On my watch, Rekt News has not been paid to promote any of these scams, we’d rather report on them. But I do see the DMs, and choose to ignore them.

We are here as a public service, not to do people a disservice.

Editorial judgment exists for a reason. Reporters ask questions. Editors verify claims. Publishers stake reputations on accuracy.

The system isn't perfect, but it creates friction - and friction is exactly what scams can't survive.

Pay-to-play removes the friction. That's the feature, not the bug.

Press releases were designed to communicate material developments to the public.

Somewhere along the way, crypto turned them into a tool for manufacturing the appearance of consensus - legitimacy without merit, coverage without scrutiny, trust without earning it.

The inverse signal holds.
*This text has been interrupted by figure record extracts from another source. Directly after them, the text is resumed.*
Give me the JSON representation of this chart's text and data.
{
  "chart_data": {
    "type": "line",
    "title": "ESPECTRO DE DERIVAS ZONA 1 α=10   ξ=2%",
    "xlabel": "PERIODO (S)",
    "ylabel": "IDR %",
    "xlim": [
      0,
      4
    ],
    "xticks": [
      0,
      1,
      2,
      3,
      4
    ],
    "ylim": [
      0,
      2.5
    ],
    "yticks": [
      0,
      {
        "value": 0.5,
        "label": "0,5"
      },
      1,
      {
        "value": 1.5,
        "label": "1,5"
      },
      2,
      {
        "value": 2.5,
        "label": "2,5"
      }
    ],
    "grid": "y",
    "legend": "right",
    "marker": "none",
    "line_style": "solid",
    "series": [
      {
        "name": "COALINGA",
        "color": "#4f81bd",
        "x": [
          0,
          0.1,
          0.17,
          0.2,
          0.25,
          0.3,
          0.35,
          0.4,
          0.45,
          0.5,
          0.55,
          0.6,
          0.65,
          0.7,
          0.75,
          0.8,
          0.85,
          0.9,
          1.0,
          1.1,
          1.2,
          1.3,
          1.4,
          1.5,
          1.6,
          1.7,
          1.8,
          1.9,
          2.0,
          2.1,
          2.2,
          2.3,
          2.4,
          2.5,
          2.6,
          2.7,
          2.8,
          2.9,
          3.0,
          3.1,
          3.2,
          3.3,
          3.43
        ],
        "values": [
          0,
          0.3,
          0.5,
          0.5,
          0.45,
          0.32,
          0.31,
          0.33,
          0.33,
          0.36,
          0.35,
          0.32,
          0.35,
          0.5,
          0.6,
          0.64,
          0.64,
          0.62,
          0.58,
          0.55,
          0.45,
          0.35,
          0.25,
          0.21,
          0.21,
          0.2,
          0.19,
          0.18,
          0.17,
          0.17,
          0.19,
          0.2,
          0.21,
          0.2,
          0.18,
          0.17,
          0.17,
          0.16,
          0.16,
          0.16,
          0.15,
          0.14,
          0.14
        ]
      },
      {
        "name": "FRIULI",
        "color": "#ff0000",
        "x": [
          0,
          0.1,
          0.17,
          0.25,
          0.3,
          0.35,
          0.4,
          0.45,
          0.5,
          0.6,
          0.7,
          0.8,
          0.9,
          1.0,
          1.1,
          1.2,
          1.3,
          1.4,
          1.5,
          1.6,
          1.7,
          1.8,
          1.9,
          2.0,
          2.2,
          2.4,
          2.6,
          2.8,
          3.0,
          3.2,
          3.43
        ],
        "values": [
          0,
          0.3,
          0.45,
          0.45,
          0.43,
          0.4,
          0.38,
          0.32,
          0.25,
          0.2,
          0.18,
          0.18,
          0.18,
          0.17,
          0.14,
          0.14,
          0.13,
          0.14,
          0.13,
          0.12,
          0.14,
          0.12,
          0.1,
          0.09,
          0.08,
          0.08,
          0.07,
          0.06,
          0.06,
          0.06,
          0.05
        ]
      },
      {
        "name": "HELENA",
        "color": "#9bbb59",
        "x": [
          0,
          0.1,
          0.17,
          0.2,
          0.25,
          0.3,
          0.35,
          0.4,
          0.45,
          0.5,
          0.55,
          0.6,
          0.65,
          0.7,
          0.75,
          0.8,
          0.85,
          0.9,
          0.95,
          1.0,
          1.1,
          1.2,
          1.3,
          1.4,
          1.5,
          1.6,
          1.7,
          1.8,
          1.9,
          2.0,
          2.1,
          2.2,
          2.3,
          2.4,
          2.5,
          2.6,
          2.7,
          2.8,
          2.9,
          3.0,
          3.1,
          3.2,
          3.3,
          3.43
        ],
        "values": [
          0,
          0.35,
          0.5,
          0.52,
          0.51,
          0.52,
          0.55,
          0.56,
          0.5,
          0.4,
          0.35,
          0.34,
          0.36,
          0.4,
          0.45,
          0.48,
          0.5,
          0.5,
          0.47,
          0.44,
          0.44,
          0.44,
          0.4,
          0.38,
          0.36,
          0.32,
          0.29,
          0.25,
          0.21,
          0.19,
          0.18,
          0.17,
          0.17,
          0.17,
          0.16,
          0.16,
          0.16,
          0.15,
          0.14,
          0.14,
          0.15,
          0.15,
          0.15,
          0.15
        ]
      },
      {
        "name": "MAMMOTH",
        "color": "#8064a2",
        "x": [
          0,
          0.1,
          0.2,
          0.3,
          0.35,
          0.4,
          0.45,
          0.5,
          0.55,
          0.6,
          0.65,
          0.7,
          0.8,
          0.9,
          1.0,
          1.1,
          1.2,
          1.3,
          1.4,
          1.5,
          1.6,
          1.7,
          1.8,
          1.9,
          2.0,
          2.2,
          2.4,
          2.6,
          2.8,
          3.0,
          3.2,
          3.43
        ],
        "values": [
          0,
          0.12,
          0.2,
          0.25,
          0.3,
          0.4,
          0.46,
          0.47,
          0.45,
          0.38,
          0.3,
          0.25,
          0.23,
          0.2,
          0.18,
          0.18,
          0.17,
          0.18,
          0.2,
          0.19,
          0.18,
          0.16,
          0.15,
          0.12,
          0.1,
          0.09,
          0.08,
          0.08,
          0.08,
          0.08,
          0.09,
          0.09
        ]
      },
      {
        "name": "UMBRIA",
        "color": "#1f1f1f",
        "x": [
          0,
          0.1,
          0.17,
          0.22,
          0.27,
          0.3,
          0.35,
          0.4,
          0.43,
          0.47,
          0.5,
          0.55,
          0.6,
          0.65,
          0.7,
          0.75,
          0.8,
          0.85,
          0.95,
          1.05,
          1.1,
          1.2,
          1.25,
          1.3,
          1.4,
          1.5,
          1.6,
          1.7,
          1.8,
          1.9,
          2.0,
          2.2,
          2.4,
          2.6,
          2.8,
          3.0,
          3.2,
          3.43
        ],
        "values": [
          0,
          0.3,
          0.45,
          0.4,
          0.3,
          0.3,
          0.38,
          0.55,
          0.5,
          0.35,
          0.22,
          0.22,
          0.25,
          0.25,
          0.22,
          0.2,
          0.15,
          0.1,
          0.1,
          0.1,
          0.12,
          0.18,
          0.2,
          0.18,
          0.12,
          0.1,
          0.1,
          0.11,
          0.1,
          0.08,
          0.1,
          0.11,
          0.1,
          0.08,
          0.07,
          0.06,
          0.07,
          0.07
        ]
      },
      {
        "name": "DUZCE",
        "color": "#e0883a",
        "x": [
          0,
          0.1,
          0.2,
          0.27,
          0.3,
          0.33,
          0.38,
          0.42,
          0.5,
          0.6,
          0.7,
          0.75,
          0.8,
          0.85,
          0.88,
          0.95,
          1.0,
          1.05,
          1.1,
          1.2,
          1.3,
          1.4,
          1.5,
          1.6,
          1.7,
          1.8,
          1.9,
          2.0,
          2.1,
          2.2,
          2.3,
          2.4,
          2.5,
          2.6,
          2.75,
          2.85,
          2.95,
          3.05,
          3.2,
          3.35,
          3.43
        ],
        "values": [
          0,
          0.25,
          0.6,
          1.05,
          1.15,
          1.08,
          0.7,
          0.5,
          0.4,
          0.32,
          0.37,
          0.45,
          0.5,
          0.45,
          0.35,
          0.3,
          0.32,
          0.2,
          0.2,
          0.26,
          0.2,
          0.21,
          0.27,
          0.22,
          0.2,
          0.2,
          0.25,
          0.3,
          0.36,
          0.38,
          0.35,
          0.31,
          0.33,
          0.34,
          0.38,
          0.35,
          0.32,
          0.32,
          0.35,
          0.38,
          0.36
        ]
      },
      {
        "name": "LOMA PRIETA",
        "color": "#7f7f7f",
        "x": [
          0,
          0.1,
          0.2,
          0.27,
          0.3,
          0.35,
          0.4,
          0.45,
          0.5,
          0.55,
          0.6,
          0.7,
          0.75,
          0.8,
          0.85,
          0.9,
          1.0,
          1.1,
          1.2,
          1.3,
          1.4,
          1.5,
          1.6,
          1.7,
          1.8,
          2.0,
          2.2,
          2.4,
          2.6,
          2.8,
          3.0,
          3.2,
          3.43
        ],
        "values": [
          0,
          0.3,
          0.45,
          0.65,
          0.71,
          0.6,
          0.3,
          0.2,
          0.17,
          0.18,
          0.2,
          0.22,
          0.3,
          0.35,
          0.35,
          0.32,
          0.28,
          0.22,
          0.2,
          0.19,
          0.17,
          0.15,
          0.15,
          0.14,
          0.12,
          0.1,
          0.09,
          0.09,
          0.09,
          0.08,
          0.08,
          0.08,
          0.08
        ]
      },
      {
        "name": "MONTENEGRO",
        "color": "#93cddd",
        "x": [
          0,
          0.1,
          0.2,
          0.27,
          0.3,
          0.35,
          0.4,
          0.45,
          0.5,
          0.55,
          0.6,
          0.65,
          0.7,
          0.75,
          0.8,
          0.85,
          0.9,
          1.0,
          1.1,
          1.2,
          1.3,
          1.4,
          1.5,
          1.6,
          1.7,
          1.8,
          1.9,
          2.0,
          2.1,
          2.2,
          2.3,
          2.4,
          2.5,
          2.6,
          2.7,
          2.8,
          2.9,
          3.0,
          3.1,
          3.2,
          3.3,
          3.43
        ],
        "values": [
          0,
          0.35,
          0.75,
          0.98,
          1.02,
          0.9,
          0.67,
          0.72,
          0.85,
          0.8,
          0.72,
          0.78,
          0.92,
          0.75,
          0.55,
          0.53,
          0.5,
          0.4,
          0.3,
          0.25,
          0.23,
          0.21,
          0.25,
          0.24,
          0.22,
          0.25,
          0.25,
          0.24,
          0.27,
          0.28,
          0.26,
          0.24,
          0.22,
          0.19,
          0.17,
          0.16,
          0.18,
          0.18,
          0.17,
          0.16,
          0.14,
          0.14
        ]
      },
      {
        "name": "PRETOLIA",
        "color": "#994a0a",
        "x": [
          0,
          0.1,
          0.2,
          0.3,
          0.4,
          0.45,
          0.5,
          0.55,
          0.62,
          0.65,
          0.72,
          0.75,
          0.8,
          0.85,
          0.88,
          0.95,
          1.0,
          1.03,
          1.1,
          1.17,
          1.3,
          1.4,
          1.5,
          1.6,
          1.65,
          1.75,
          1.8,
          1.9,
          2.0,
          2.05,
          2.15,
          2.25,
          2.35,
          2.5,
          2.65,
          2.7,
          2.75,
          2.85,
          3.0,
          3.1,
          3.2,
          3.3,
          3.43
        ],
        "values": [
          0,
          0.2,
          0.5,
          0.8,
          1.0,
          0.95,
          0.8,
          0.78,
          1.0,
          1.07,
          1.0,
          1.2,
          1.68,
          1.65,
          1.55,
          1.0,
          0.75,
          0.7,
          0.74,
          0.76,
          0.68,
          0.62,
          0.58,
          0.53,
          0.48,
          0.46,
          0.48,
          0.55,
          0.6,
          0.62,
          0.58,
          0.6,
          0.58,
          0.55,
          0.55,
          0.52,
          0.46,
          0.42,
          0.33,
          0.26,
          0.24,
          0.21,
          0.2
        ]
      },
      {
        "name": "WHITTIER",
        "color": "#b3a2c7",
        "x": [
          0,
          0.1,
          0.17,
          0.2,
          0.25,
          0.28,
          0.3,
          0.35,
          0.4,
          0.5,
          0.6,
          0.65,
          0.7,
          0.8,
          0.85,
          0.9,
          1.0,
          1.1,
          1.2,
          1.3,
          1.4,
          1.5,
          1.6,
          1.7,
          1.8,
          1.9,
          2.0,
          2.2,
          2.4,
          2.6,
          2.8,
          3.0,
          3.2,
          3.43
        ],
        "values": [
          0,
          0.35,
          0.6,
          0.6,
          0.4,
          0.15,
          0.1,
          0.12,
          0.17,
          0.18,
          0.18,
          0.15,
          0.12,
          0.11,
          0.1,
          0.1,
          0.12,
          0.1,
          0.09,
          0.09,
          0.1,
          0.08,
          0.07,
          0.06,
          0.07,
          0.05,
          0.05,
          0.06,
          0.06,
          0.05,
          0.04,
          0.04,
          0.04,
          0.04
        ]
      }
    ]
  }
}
Legitimate projects attract journalists. Scam projects buy placements.

The more press releases flooding from a single source, the more questions you should be asking.

This story won't make friends. But it might save someone from becoming exit liquidity for the next project with a hundred headlines and nothing behind them.

Manufactured legitimacy breaks the moment someone decides to look.

When credibility is for sale, who can afford honesty?